I’ve said before that the numbers of Church employees – or kids in Catholic schools, or charity clients – aren’t measures of the health of the Church in Australia. The Church wasn’t founded to do any of these things.

The Church was founded to save souls by plugging individual people directly into the life of the Trinity – and thus into the living Body of Christ – through prayer and the sacraments.

Every single thing the Church does in the world is secondary to this purpose. If people aren’t plugged into the sacramental life of a local Church, then that Church is an empty shell and will quickly collapse.

There’s no point counting first Holy Communions or Confirmations, since Confirmation has become an ‘exit sacrament’ for young people and their families.

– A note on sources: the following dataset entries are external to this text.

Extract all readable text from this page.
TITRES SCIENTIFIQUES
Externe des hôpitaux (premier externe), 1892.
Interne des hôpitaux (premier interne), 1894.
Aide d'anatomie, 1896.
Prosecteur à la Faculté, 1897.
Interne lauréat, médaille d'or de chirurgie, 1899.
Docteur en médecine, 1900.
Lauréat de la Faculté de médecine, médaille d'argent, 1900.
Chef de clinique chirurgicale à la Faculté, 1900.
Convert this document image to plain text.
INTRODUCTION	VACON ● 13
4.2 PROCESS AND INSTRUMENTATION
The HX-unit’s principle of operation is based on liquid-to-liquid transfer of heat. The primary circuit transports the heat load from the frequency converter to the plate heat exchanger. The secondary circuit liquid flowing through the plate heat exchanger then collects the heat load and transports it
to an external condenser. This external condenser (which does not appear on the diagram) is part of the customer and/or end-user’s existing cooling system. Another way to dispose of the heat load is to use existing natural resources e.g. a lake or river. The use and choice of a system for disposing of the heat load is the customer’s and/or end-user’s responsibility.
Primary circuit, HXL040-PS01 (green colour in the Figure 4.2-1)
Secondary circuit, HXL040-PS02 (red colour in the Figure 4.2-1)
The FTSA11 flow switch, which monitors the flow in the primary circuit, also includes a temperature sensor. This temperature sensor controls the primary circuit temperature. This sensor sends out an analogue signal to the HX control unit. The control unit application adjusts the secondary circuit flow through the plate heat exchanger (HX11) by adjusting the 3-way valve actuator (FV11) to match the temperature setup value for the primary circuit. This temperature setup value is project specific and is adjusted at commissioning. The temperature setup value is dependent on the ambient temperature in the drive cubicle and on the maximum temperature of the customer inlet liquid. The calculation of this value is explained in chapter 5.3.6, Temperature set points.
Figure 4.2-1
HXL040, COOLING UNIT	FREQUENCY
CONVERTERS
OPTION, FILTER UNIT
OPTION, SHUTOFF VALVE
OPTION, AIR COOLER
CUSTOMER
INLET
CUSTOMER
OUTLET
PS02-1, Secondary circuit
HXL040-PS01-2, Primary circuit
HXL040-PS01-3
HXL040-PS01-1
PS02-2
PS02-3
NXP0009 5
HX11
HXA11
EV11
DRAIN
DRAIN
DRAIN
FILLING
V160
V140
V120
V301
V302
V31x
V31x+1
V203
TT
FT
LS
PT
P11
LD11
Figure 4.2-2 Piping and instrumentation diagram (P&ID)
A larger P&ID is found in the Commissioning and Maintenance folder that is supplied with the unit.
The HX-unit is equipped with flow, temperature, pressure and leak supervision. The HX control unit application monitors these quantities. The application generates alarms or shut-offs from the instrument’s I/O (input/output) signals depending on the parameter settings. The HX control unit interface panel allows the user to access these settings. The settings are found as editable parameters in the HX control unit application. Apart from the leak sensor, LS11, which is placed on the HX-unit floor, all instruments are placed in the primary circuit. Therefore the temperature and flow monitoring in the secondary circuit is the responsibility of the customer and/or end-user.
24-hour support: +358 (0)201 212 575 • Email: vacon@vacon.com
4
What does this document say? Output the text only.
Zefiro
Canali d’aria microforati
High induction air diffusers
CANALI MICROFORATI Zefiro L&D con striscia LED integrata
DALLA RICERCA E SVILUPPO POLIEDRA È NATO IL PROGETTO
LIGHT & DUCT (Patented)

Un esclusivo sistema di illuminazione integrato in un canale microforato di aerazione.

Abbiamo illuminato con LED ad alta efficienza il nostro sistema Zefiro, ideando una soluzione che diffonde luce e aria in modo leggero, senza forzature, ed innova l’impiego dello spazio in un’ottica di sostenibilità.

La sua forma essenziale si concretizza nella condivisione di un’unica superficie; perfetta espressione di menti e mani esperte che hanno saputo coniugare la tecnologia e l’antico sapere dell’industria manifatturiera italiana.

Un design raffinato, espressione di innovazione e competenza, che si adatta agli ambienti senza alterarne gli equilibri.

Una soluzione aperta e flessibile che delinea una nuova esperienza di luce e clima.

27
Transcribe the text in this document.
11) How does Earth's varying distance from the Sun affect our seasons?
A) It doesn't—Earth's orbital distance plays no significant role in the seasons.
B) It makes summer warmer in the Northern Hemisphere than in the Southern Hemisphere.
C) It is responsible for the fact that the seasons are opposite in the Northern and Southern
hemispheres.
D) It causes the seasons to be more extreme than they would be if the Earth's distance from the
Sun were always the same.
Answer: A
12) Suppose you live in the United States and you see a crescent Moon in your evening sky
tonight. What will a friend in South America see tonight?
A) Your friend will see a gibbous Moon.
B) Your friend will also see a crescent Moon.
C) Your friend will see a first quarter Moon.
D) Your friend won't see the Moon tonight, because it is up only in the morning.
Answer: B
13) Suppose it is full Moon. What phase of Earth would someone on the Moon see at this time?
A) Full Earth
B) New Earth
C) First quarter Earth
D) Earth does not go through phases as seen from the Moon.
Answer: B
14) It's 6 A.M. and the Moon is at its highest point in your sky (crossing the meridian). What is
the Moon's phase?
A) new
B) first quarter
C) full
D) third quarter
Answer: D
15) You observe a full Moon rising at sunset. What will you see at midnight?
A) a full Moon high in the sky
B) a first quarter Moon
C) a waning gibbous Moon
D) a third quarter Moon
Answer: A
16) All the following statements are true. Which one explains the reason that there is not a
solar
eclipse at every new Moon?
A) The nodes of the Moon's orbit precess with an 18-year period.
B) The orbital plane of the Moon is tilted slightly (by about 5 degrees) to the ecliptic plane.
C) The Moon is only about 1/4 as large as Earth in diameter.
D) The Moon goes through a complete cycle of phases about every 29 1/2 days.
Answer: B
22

The single biggest numerical loss of practising Catholics is likely to have been caused by the Boomers’ parents dying – they were big churchgoers. Photo: CNS photo/Tyler Orsburn
The single biggest numerical loss of practising Catholics is likely to have been caused by the Boomers’ parents dying – they were big churchgoers. Photo: CNS photo/Tyler Orsburn

So we need a realistic estimate of ongoing sacramental life. Currently the best we have is the National Count of Attendance.

We’re still waiting for the NCPR’s detailed report on the 2016 count. The preliminary data confirmed that the average rate of Mass attendance in Australia is now likely to be 9.7 per cent for the 28 dioceses.

We can argue – and I do – about what factors have emptied our churches steadily since the 1960s. There’s no doubt that lots of different factors played their parts.

However, I did some scary maths a while back, and found that the single biggest numerical loss of practising Catholics is likely to have been caused by the Boomers’ parents dying – they were big churchgoers.

None of this is a secret. I found all this data online. It shouldn’t be that hard therefore for the Plenary Council to engage with hard numbers and their implications.

The Council’s Discernment Papers which were released recently seem to not address these realities.

I hope those writing the Instrumentum Laboris can find a way of addressing issues that clearly have an impact on the future of the Church.

This is where data is crucial. The Plenary map will lead us nowhere if it doesn’t relate to the actual state of the Church in Australia today.

We will be walking synodally into further confusion, poorly allocated resources, and plans for renewal that can’t work because they’re not grounded in realities.